Complete step by step answer
It is already known that:
Mass of Jupiter = $ 1.9 \times {10^{27}}kg $
And mass of Sun = $ 1.99 \times {10^{30}}kg $
Mean distance between Jupiter and Sun = $ 7.8 \times {10^{11}}m $
And, $ F = \dfrac{{G{M_1}{M_2}}}{{{r^2}}} $
On putting the values,
 $ F = \dfrac{{6.67 \times {{10}^{ - 11}} \times 1.9 \times {{10}^{27}} \times 1.99 \times {{10}^{30}}}}{{{{\left( {7.8 \times {{10}^{11}}} \right)}^2}}} = 4.16 \times {10^{23}}N $
So, we need to see from the above options, and select the correct value.

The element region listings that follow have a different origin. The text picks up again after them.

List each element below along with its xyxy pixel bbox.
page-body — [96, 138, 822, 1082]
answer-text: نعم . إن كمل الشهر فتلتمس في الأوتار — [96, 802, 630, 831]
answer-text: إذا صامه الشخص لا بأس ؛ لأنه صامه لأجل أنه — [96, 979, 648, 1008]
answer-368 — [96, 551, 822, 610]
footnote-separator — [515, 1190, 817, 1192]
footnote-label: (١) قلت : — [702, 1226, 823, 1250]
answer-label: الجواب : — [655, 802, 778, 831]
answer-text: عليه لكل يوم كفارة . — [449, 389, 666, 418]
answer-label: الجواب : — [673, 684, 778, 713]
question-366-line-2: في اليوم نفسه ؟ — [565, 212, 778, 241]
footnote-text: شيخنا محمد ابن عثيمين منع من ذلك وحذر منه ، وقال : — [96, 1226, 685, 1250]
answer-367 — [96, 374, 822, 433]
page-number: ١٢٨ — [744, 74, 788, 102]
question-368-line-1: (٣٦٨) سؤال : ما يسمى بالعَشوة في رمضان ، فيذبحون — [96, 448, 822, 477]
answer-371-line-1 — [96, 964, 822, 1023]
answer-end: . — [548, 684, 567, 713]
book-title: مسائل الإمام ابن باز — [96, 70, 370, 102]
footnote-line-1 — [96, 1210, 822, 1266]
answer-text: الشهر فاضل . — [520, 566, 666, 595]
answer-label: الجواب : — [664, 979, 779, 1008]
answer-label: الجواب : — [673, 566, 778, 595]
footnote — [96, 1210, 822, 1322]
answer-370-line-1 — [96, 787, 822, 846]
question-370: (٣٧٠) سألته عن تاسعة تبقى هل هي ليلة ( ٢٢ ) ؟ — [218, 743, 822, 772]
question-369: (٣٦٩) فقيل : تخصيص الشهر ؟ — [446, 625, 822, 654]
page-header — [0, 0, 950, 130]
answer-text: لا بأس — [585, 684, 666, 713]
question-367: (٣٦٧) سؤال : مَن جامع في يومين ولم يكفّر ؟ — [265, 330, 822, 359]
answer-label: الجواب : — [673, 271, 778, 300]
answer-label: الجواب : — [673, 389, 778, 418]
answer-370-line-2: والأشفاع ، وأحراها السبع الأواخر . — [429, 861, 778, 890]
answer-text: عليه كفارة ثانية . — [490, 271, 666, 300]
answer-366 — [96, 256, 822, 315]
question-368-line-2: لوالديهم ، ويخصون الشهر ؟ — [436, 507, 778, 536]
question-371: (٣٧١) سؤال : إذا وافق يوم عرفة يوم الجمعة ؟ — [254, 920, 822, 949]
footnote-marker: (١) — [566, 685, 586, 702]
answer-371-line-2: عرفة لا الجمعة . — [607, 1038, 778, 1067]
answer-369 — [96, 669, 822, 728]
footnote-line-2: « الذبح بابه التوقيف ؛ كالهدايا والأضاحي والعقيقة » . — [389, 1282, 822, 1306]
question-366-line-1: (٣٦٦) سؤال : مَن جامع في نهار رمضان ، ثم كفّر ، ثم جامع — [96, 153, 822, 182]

Thus, the correct answer is option B.

Additional Information
The gravitational constant is the proportionality constant that is used in Newton's Law of Gravitation. The force of attraction between any two-unit masses separated by a unit distance is called universal gravitational constant. It is because of the set value of the gravitational constant that we're able to accurately determine the mass of two orbiting objects. We can calculate the amount of force imparted on us by the Earth to keep us on the Earth

Note
Gravity, also called gravitation, in mechanics, the universal force of attraction acting between all matter. On Earth all bodies have a weight, or downward force of gravity, proportional to their mass, which Earth's mass exerts on them. Gravity is measured by the acceleration that it gives to freely falling objects. The examples are the force that holds the gases in the sun or the force that causes a car to coast downhill even when you aren't stepping on the gas.